Mendez v. Westminster
The Mendez case was a precursor and paved the path for Brown v. Board of Education. The Mendez household comprising Felicitas, Gonzalo and their three kids; earned out of a successful agriculture business venture. Their 40-acre asparagus farm was a land leased out by the owners, the Munemitsus; a Japanese-American family deported to internment camps after the Second World War.
Felicitas and Gonzalo Mendez had faced their fair share of atrocities as kids. But, when their children were denied admission into a Westminster Elementary School for being coloured and Mexican and hence deemed unfit to study with the ‘White’; they took it upon themselves to seek justice on behalf of the coloured citizens. They got together with the United Latin-American Citizens and on 2nd March 1945, filed a legal lawsuit against four Orange County school districts: Westminster, Santa Ana, El Medina and Garden Grove.
Their case attained a whooping victory on 18th February 1946. The judge Paul J. McCormick ruled the case in their favour. Several organisations joined the appellate case and finally, a year later, the legal system ruled in favour of Mexican-American families. The Mendez kids along with many others were allowed to attend an 'all-white' school.

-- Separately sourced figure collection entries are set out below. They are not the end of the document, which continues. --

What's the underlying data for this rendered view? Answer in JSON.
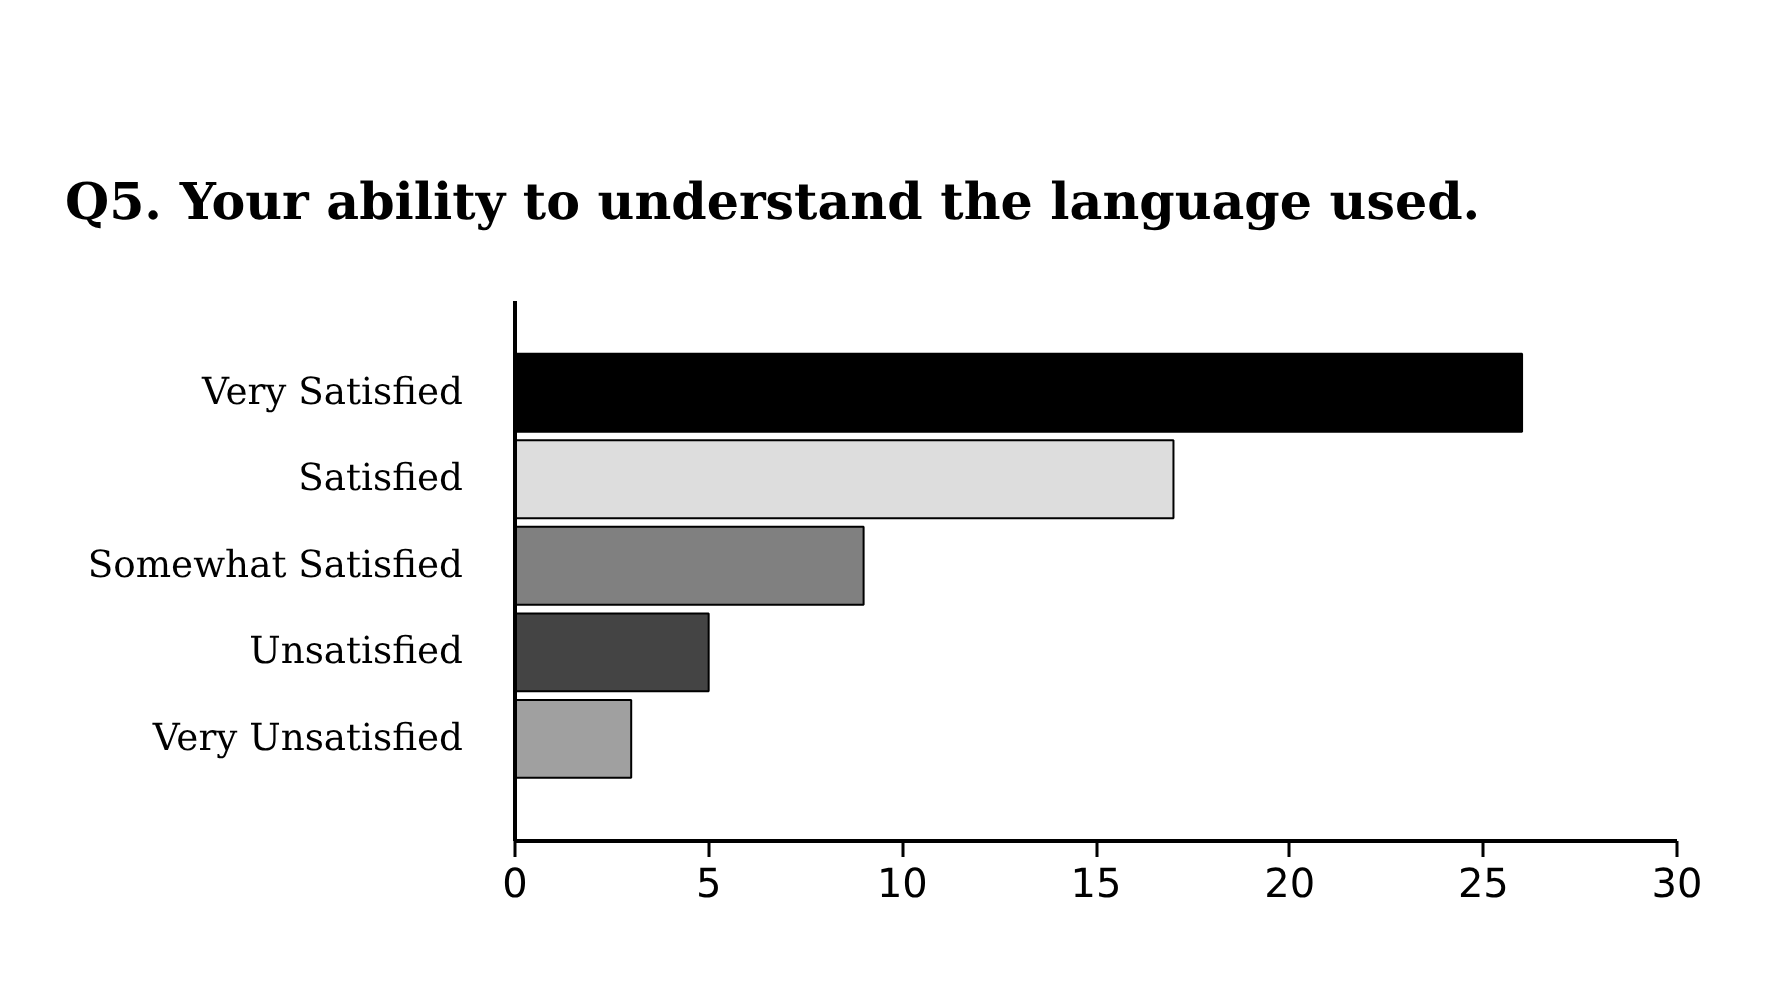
{
  "chart_data": {
    "type": "bar",
    "orientation": "horizontal",
    "title": "Q5. Your ability to understand the language used.",
    "categories": [
      "Very Satisfied",
      "Satisfied",
      "Somewhat Satisfied",
      "Unsatisfied",
      "Very Unsatisfied"
    ],
    "values": [
      26,
      17,
      9,
      5,
      3
    ],
    "colors": [
      "#000000",
      "#dddddd",
      "#808080",
      "#444444",
      "#a0a0a0"
    ],
    "xlim": [
      0,
      30
    ],
    "xticks": [
      0,
      5,
      10,
      15,
      20,
      25,
      30
    ],
    "grid": false
  }
}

Gonzalo and Felicitas Mendez have passed on, leaving behind six children (four sons and two daughters) and their heroic, selfless legacies. Their daughter, Sylvia Mendez, is one of the most prominent American civil rights activists. President Barack Obama had awarded her with the Presidential Medal of Freedom in 2011.
Sandra Mendez Duran (the younger daughter of the Mendez household) in Sandra Robbie's Emmy-winning 2003 documentary, 'Mendez vs. Westminster: For All the Children/Para Todos los Niños' had revealed that her parents never talked about it at home. She came across a book 'North from Mexico' at University and learnt about the splendid Mendez history. It was not a big deal for her parents; their name mentioned in history books, acclaimed as revolutionaries. When Sandra asked my mom about it, she had replied in the most humble manner, 'Ah yes! We did that. It was before you were born.'
"My mom was a person of faith, and she wanted us to treat everybody with respect. The Golden Rule: treat people as you expect them to treat you. And that's what she taught us."
~ Sandra Mendez Duran
The Hispanic Heritage Month celebrates (15th September- 15th October) Hispanic American heroes for their contributions towards the betterment of America; inspiring many others to triumph. The first Hispanic Heritage Week observation was in 1968 under President Lyndon Johnson. In 1988, President Ronald Reagan broadened it to a month-long celebration and enacted it under the law.
The Hispanic Heritage Month of 2020 marks 73 years of an epic battle for liberation and equality; of social justice and respect. A battle, even though forgotten, ended up motioning changes in mindset and outlook. 'Separate is never equal'~ Judge McCormick. Every race and colour is just a variation in outward appearance and not a prudent judgemental criterion.
So, Happy Celebrating!
Todos somos diferentes, lo cual es genial porque todos somos únicos. Sin diversidad, la vida sería aburrida.
We are all different, which is great because we are all unique. Without diversity, life would be boring.